Aug 3, 2013 at 4:01 PM | Unregistered CommenterDavid Chorley

So 'a tall building costs much less to build'?? Where did anyone get that idea? I'm no expert myself, but this expert report says quite the opposite, which is indeed only common sense:

http://resources.knightfrank.com/getnewsresource.ashx?id=187f1147-fdc7-4791-88f0-4c5935bb7675&type=1

The only reasons for building tall residential buildings are (a) socialist/modernist ideology, which prevailed among architects and planners up to the 1970s if not longer, or (b) extreme shortage of space, as in city centres. If you are prepared to stack people up in battery cages, with little natural light or green space at ground level (as in modern Chinese cities), then of course you can get more people into each square metre of ground, but this is hardly ideal.

Aug 3, 2013 at 4:31 PM | Unregistered CommenterDavid

So how many dead birds up there.

Aug 3, 2013 at 4:46 PM | Unregistered Commenterjamspid

...btw, in comparing the costs of low and high rise building, it is also important to consider the maintenance costs and lifespan of the building. Many blocks of flats built in the 1960s and even 1970s are now in such poor condition, and cost so much to maintain, that they are being demolished - while much older low rise buildings are still generally in serviceable condition.

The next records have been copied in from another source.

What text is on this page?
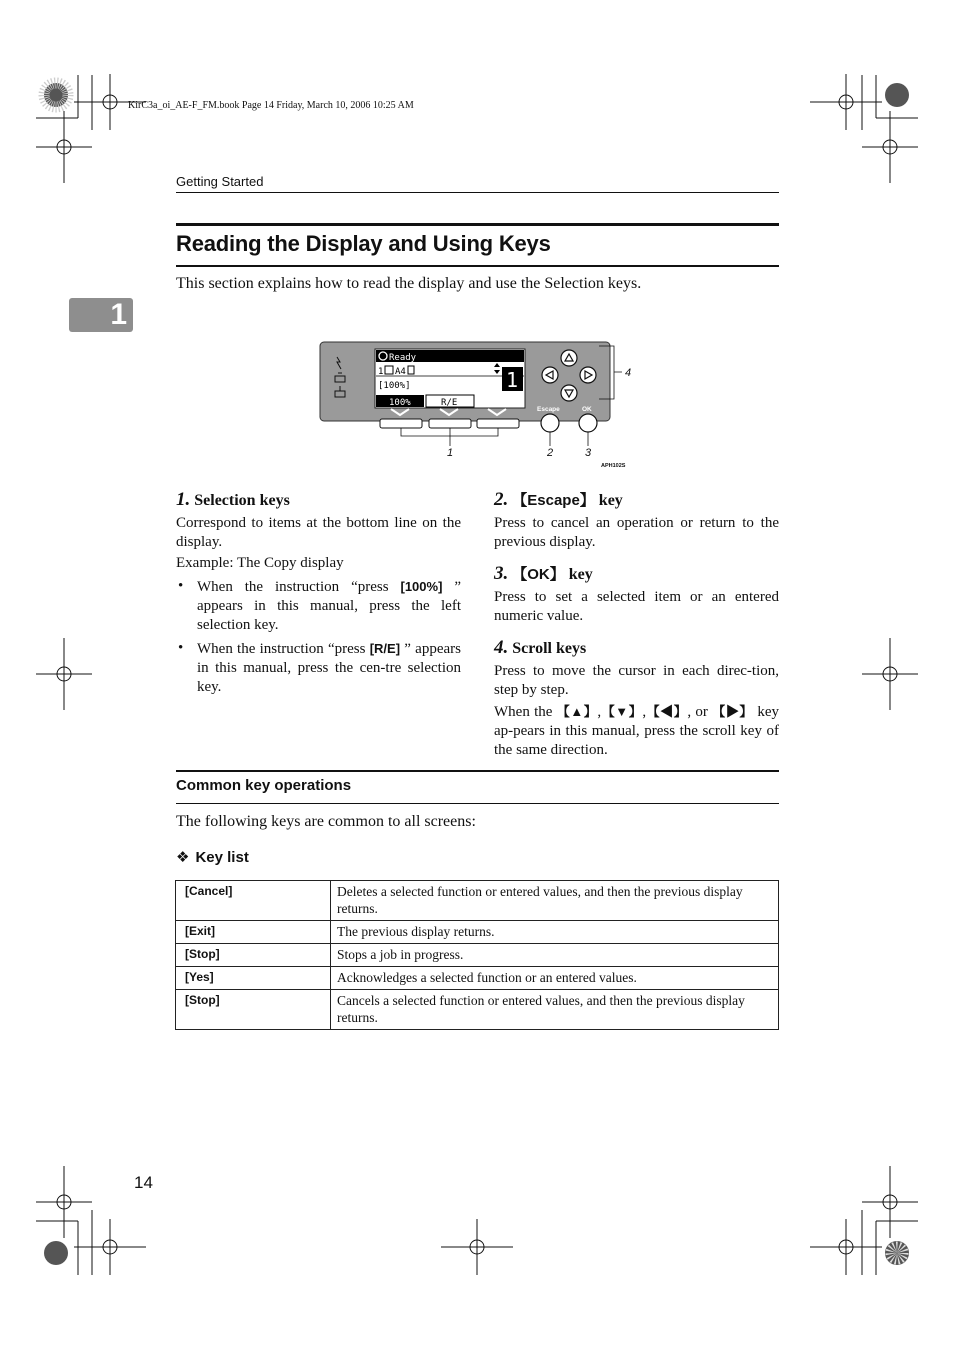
KirC3a_oi_AE-F_FM.book Page 14 Friday, March 10, 2006 10:25 AM
Getting Started
1
Reading the Display and Using Keys
This section explains how to read the display and use the Selection keys.
Ready
1 A4
[100%]	1
100%	R/E
Escape	OK
1	2	3
4
APH102S

1. Selection keys

Correspond to items at the bottom line on the display.

Example: The Copy display

• When the instruction “press [100%] ” appears in this manual, press the left selection key.
• When the instruction “press [R/E] ” appears in this manual, press the cen-tre selection key.

2. 【Escape】 key

Press to cancel an operation or return to the previous display.

3. 【OK】 key

Press to set a selected item or an entered numeric value.

4. Scroll keys

Press to move the cursor in each direc-tion, step by step.

When the 【▲】,【▼】,【◀】, or 【▶】 key ap-pears in this manual, press the scroll key of the same direction.

Common key operations
The following keys are common to all screens:
❖ Key list
[Cancel]	Deletes a selected function or entered values, and then the previous display returns.
[Exit]	The previous display returns.
[Stop]	Stops a job in progress.
[Yes]	Acknowledges a selected function or an entered values.
[Stop]	Cancels a selected function or entered values, and then the previous display returns.
14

It may be said that this is due to bad design or workmanship, which is often true, but something about modernist architecture seems to attract these problems. Even prestigious and costly buildings often turn out to be defective and monstrously expensive to maintain: the Pompidou Centre, the Lloyds Building, the Sydney Opera House are cases in point. Or to take a comic example on a more modest scale, Lubetkin's famous Penguin Pool at London Zoo is being preserved as a Grade 1 listed building, but the penguins always hated it, and they now have a new, less pretentious, pool.

Aug 3, 2013 at 6:29 PM | Unregistered CommenterDavid

The Bishop's tweet on the sidebar asked if Cameron's domestic wind turbine was still there- . According to some it was put up in the wrong place anyway and according to this article it was soon taken down, presumably for good.

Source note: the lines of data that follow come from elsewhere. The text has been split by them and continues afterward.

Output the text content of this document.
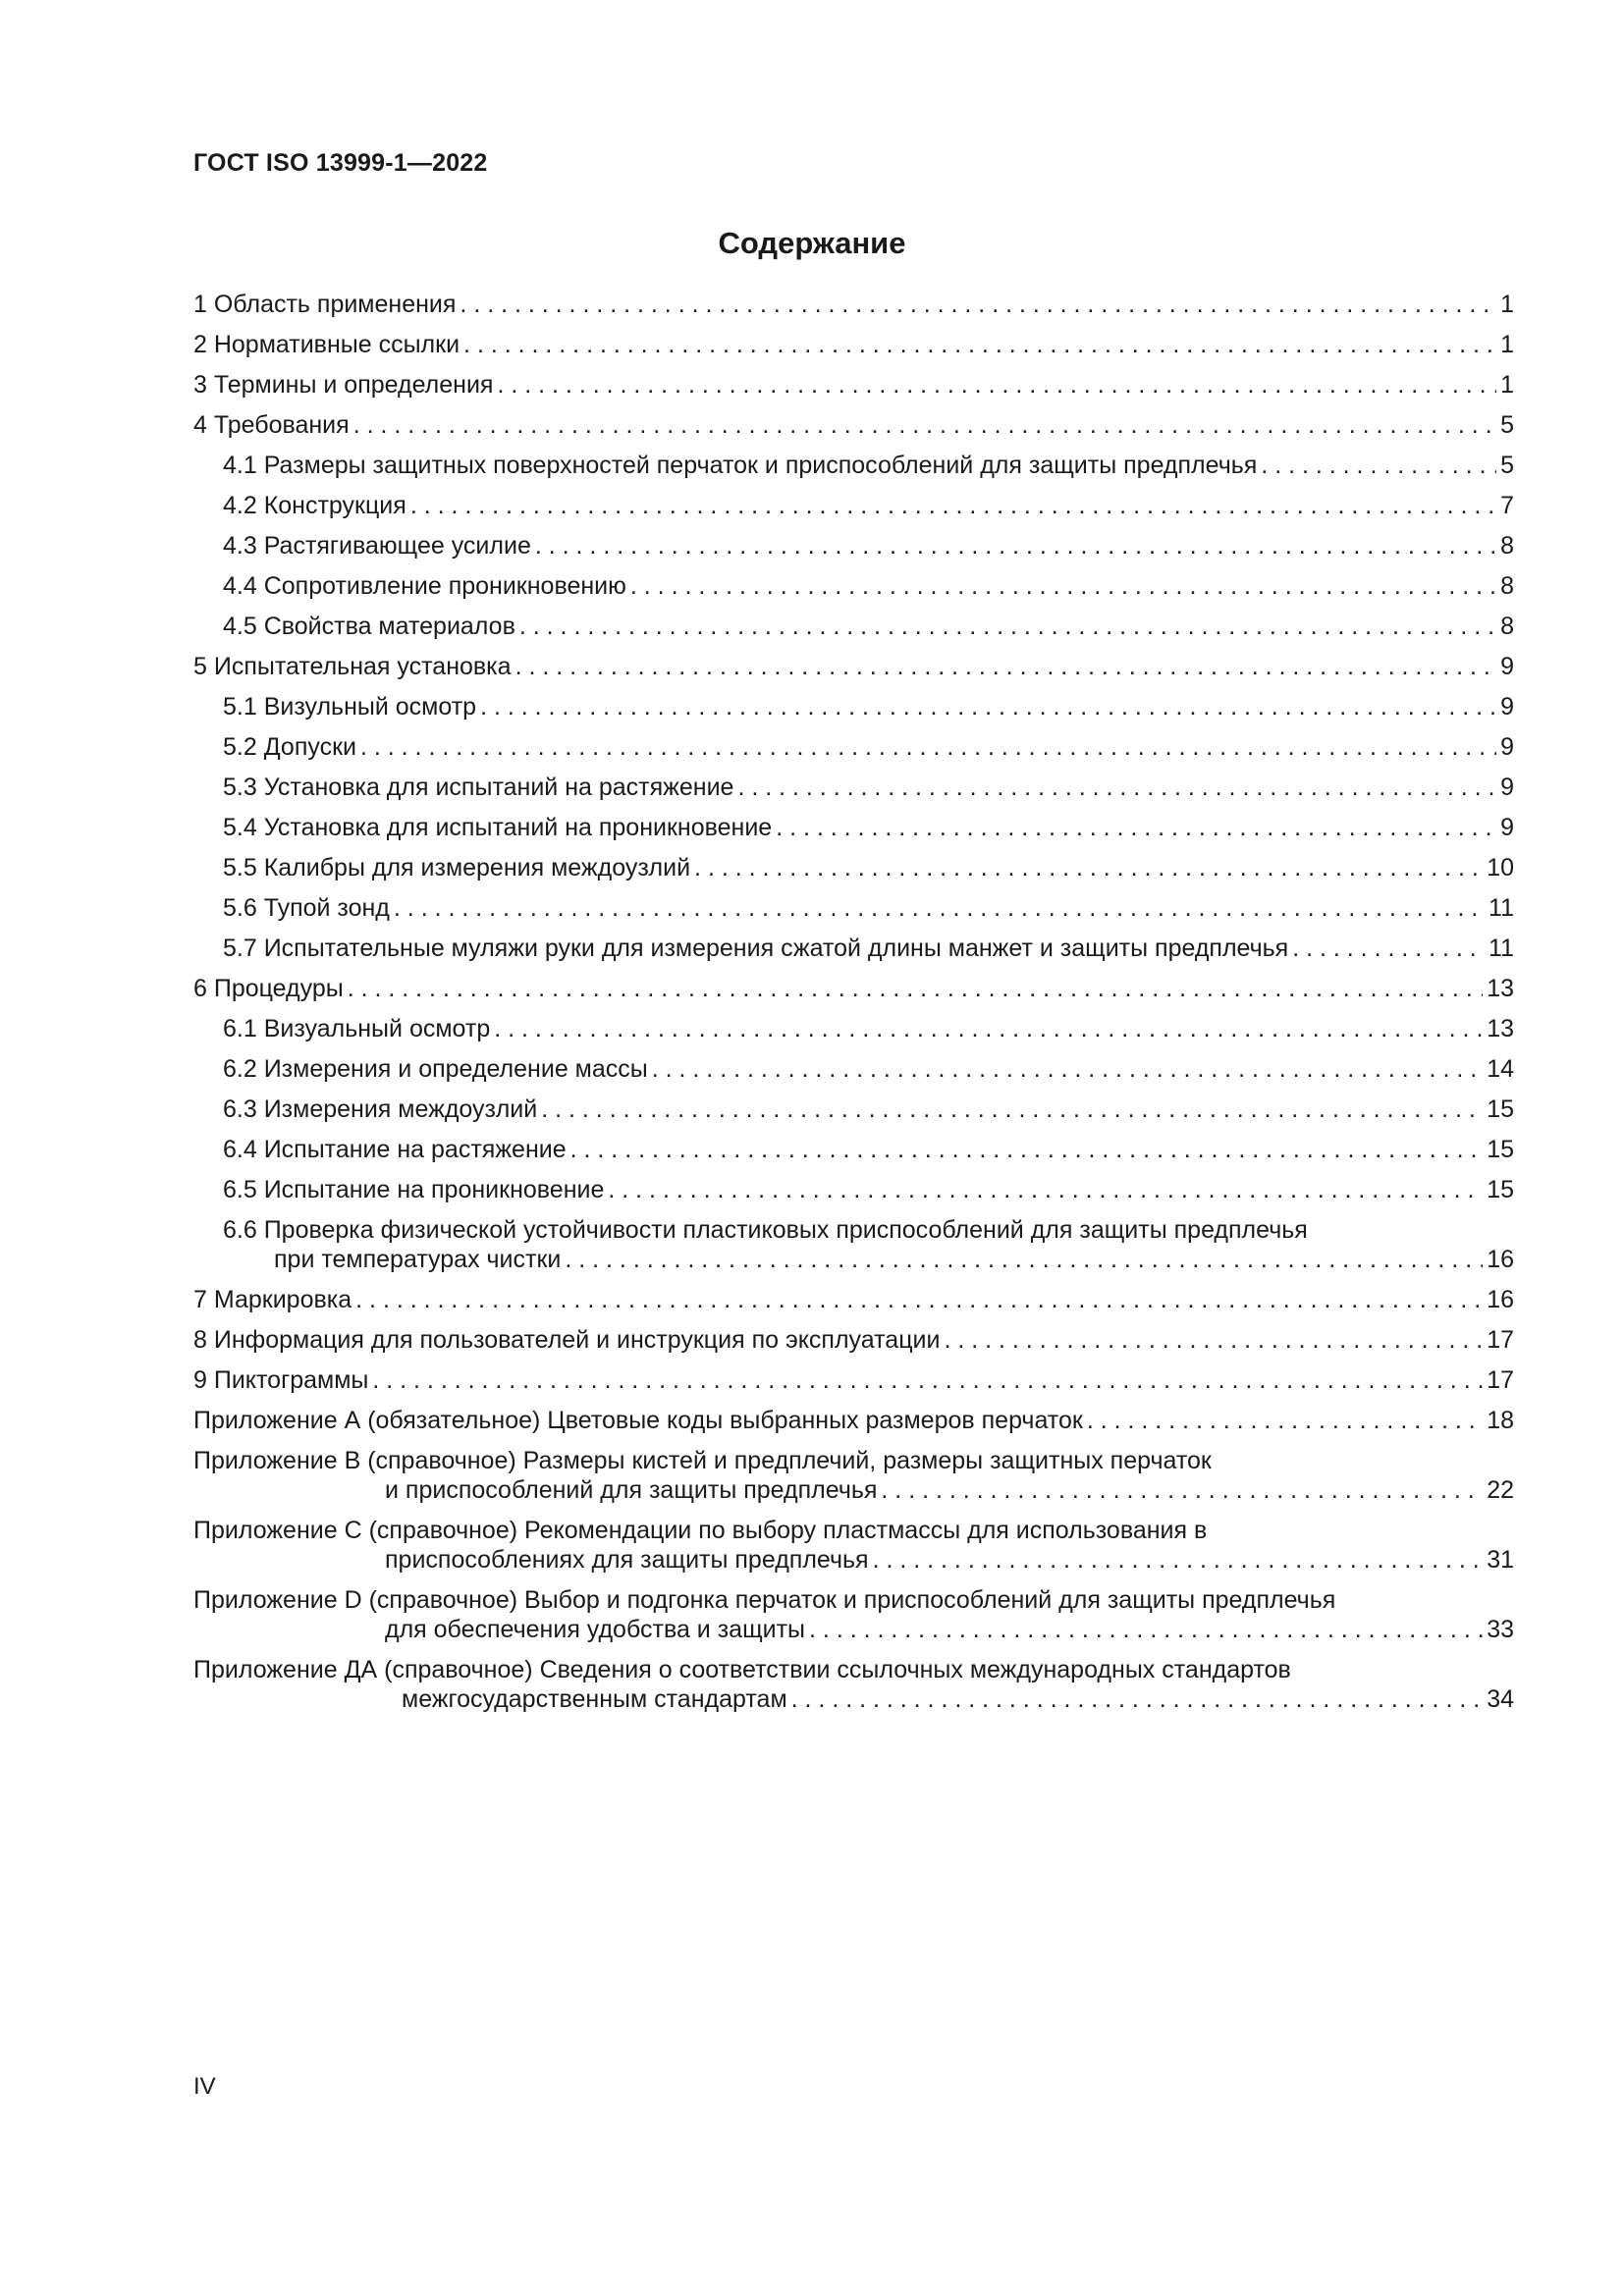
ГОСТ ISO 13999-1—2022
Содержание
1 Область применения . . .	1
2 Нормативные ссылки . . .	1
3 Термины и определения . . .	1
4 Требования . . .	5
4.1 Размеры защитных поверхностей перчаток и приспособлений для защиты предплечья . . .	5
4.2 Конструкция . . .	7
4.3 Растягивающее усилие . . .	8
4.4 Сопротивление проникновению . . .	8
4.5 Свойства материалов . . .	8
5 Испытательная установка . . .	9
5.1 Визульный осмотр . . .	9
5.2 Допуски . . .	9
5.3 Установка для испытаний на растяжение . . .	9
5.4 Установка для испытаний на проникновение . . .	9
5.5 Калибры для измерения междоузлий . . .	10
5.6 Тупой зонд . . .	11
5.7 Испытательные муляжи руки для измерения сжатой длины манжет и защиты предплечья . . .	11
6 Процедуры . . .	13
6.1 Визуальный осмотр . . .	13
6.2 Измерения и определение массы . . .	14
6.3 Измерения междоузлий . . .	15
6.4 Испытание на растяжение . . .	15
6.5 Испытание на проникновение . . .	15
6.6 Проверка физической устойчивости пластиковых приспособлений для защиты предплечья
при температурах чистки . . .	16
7 Маркировка . . .	16
8 Информация для пользователей и инструкция по эксплуатации . . .	17
9 Пиктограммы . . .	17
Приложение А (обязательное) Цветовые коды выбранных размеров перчаток . . .	18
Приложение В (справочное) Размеры кистей и предплечий, размеры защитных перчаток
и приспособлений для защиты предплечья . . .	22
Приложение С (справочное) Рекомендации по выбору пластмассы для использования в
приспособлениях для защиты предплечья . . .	31
Приложение D (справочное) Выбор и подгонка перчаток и приспособлений для защиты предплечья
для обеспечения удобства и защиты . . .	33
Приложение ДА (справочное) Сведения о соответствии ссылочных международных стандартов
межгосударственным стандартам . . .	34
IV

It says much about David Cameron that he is still widely associated with the wind turbine he installed on his Kensington home in 2007 and soon removed after it generated more in the way of anger from his neighbours than it did electricity.

http://www.express.co.uk/comment/expresscomment/405733/Why-David-Cameron-has-finally-seen-sense-over-wind-farms

Aug 3, 2013 at 9:10 PM | Unregistered CommenterMessenger

Google "Discovery Tower Wind Turbines"

There is a Houston 29 floor building called "Discovery Tower" and later "Hess Tower" that had wind turbines installed. In less than six months, one of the turbines broke and fell to the street. The turbines were put on lock down and soon removed.

It is one thing for wind turbines to be expensive generators of electricity. It is quite another when they cannot even pay for the insurance.

http://swamplot.com/pieces-of-wind-turbine-fall-onto-street-from-top-of-hess-tower-downtown-blades-on-lockdown/2011-01-13/

Aug 4, 2013 at 6:04 AM | Unregistered CommenterStephen Rasey

Since turning rotors produce lateral forces that can be very damaging to buildings I am rather glad they are switched off when there is wind. It is the moral equivalent of getting planning permission only if you add a giant statue of Big Brother.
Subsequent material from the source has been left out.